Krupp Ww (Wotan weich). Homogeneous armour steel – soft. Used to build the Bismarck. Produced 1925 -1945.
Krupp Wh (Wotan hart). Homogeneous armour steel – Hard. Used to build the Bismarck. Produced 1925 -1945
Krupp Wsh (Wotan Starrheit) – Extra-hard
Krupp cemented armour (K.C.A). Produced from circa 1905 – 1930. K.C.A became pretty much worldwide standard and was used as a standard in US Navy till 1930. From US Navy went over to Special Treatment Steel (STS), also known as Protective Deck Plate. Originally developed by Carnegie Steel. STS was expensive, more expensive than Krupp’s post-World War I “Wotan weich” armor. As another interesting fact STS did not use molybdenum also it was used till 1960.
KC n/A (Krupp cementite, new type). Face-hardened armour steel. I marked it as type 1 since it was used 1920-1930. Used to build the Bismarck
KC n/A (Krupp cementite, new type). Face-hardened armour steel. I marked it as type 2. Used to build the Bismarck.
- Have a look at the table and tell me who had more not needed impurities like Phosphorus Sulfur. In reality Soviets allowed Phosphorus content up to 0,045% and could not cope even with that level.
- Speaking about lack of Molybdenum and replacing it with Vanadium. Vanadium and Molybdenum are adding absolutely opposite armour properties. German armour was well known to be hard alloy. By taking off Molybdenum and adding Vanadium will improve ductility while taking off over strength. All I can say it was a right move, because it makes no sense adding even more strength to the German armour of that time.
- Krupp armor was well known for high carbon content even before WW2, giving more than enough strength. Another reason to withdraw Molybdenum.
- From chemical point of view the only thing went wrong with Germans (PzKpfw V) was increased Sulfur content. It could be caused by increase of production or new technological process and they had no time to make it perfect. Frankly speaking even increased Sulfur content in German armor was still times less than in Soviet armor. Besides you can see increased Sulfur content even in British armour. Again it could be caused with increase of production numbers.
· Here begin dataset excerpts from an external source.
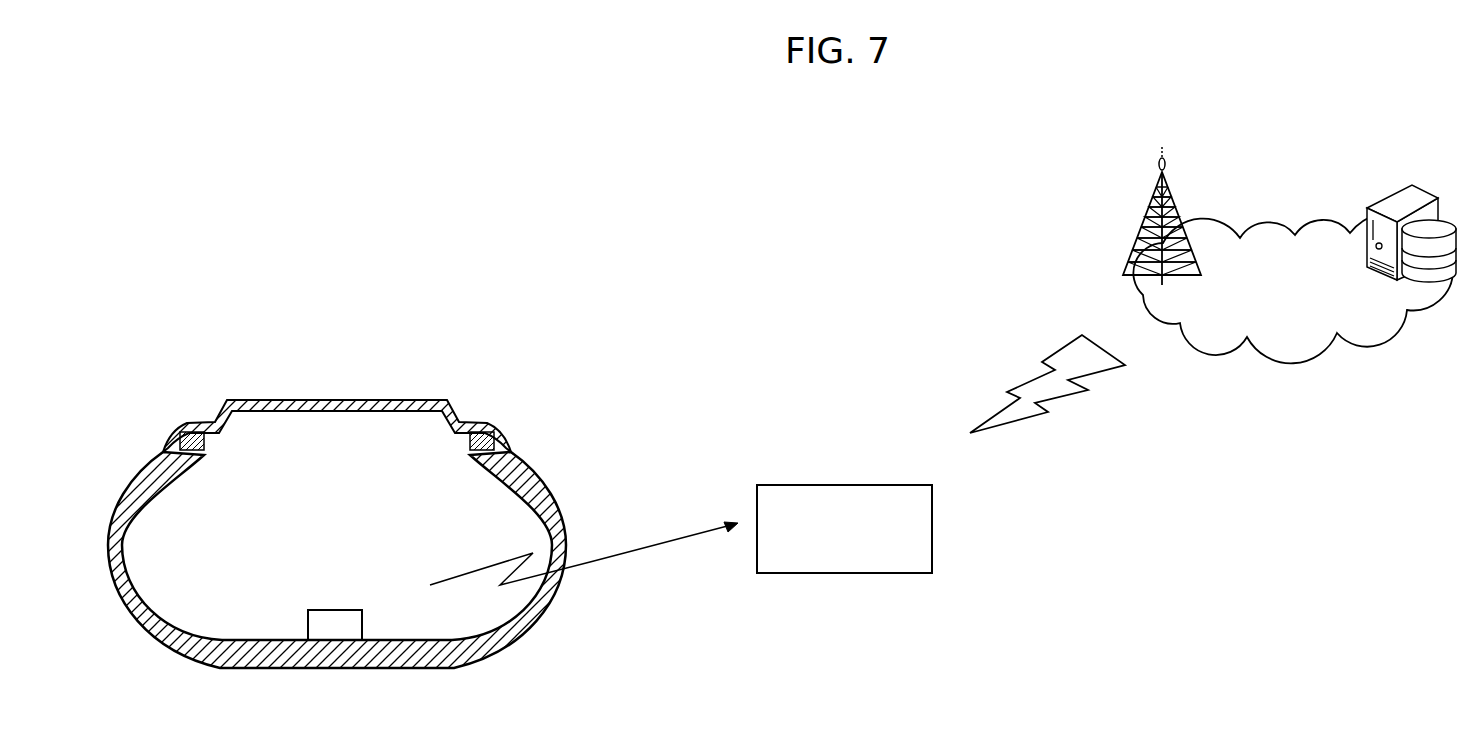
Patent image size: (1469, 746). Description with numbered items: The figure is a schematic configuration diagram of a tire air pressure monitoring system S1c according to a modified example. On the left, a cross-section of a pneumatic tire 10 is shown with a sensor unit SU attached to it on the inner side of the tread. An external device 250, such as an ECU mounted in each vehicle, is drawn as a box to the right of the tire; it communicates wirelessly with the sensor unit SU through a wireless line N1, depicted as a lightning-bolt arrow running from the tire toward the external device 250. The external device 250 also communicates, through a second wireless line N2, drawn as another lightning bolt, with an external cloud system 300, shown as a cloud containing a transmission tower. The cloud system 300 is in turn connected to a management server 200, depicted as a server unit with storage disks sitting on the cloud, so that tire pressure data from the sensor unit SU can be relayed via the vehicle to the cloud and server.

The pneumatic tire 10 is at (532, 462).
The sensor unit SU is at (338, 608).
The wireless line N1 is at (584, 556).
The external device 250 is at (864, 485).
The tire air pressure monitoring system S1c is at (930, 228).
The wireless line N2 is at (1047, 384).
The cloud system 300 is at (1290, 352).
The management server 200 is at (1390, 200).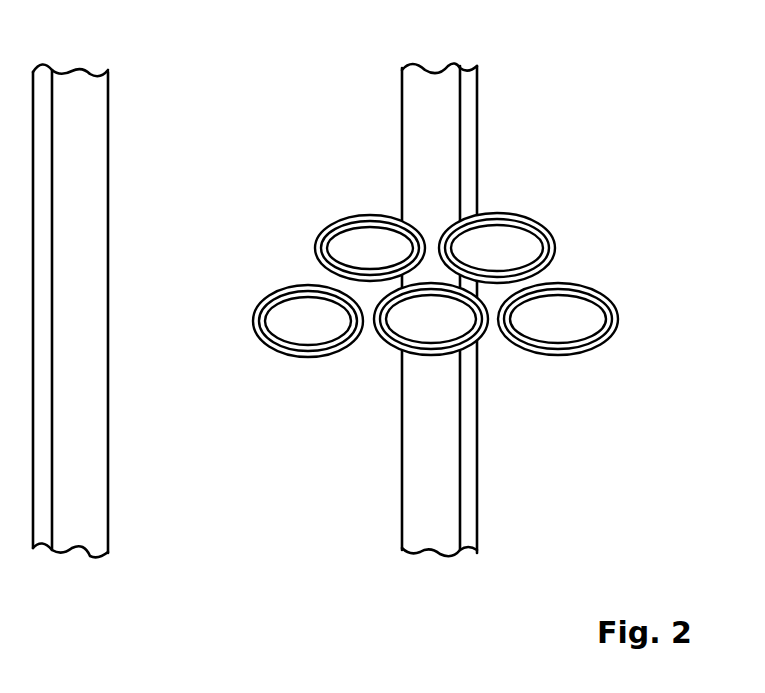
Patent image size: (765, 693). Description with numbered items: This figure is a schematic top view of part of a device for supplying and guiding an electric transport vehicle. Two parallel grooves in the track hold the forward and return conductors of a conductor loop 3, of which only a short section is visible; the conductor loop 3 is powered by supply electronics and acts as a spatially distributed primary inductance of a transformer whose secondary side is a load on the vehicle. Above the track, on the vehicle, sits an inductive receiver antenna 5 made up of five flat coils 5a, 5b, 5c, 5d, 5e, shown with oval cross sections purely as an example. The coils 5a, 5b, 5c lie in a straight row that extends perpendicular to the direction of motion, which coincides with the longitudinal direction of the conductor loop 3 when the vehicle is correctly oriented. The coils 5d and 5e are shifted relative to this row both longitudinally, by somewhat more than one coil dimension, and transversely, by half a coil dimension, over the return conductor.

The conductor loop 3 is at (430, 512).
The inductive receiver antenna 5 is at (275, 233).
The flat coil 5a is at (273, 347).
The flat coil 5b is at (373, 345).
The flat coil 5c is at (560, 353).
The flat coil 5d is at (345, 218).
The flat coil 5e is at (512, 212).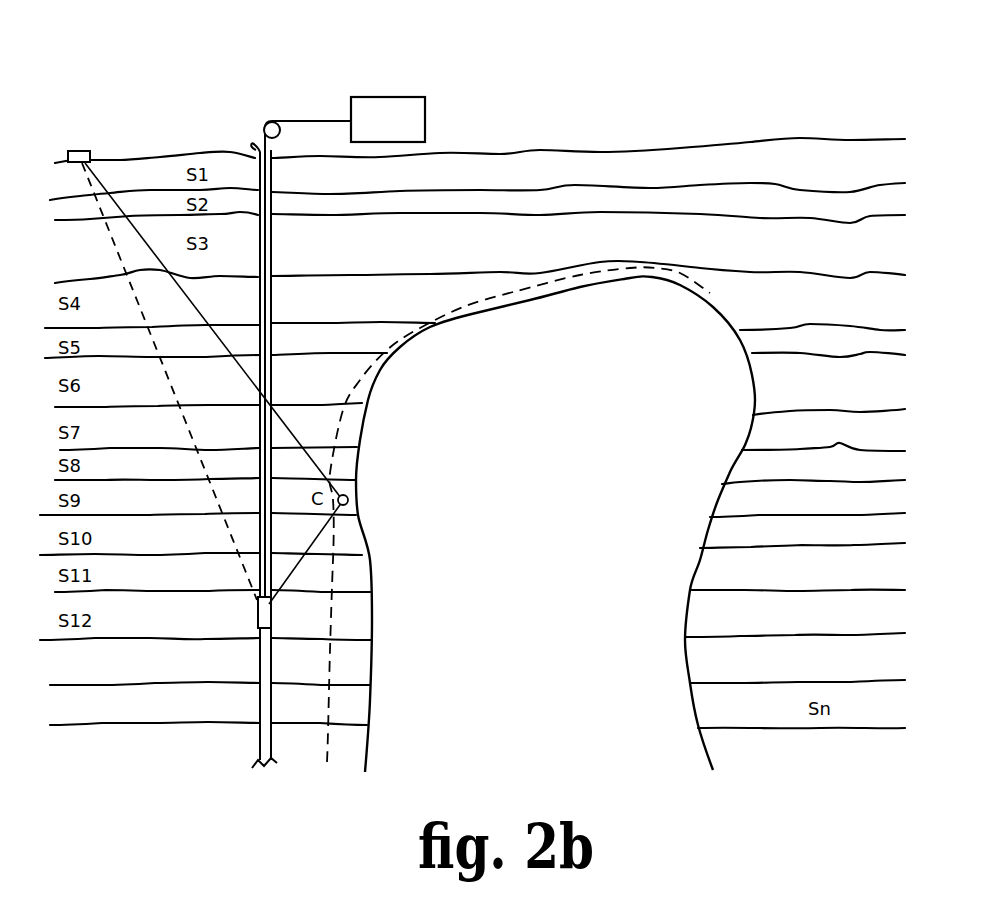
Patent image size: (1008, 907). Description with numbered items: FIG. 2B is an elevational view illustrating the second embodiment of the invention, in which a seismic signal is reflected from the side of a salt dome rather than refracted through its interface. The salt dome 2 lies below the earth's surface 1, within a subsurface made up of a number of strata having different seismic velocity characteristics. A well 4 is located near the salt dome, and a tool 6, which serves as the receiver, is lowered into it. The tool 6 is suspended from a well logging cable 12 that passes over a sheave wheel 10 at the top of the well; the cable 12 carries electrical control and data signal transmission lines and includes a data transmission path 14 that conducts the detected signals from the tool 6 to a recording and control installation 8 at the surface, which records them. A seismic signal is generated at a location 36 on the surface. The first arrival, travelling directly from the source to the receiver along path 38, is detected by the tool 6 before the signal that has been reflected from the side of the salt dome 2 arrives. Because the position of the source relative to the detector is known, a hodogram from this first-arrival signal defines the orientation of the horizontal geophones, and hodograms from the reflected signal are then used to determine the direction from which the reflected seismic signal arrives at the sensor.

- For now let’s move to the most interesting and most expensive component. Nil of Nickel. Yes it could be prime example of starving Germany, but it could be something else too. So here is surprise). In 1940 – 1941 Amrecan tanks had the same Nickel content as British tanks. Depending on model anywhere between 3-5%. From 1942 M4A2 and M4A3 had reduced Nickel content. Matilda II had steady 3% while M4A2 and M4A3 Nickel content was reduced up to 1,05-1,10%. Isn’t it insane to imagine to imagine that Americans were more short of Nickel than British? But this is what soviet engineers though, while themselves due to price and shortages used even less Nickel. But for me it looks American armour went close to PzKpfw IV armour composition. During Korean war Soviets managed to capture M26 and to their surprise Nickel simply disappeared, but content of Manganese and Molybdenum increased. Manganese content on M3 was 0,3%, on M4A3 it went up to 0,89-0,97%. Molybdenum from 0.11% on M3, 0,21-0,60% on M4A3, 0,60% – 0,80% on M26. Soviet engineers called it identical to German armour in 1944:). So “starving” Germany did they same thing as non starving post WW2 America by replacing Nickel with less costly Vanadium and Manganese. No Soviets or British had idea about Vanadium use. ) Also it was quite surprise to Americans when they seen it firs time. But from now it is obvious both Germans and Americans were going into the same direction even from very different start positions.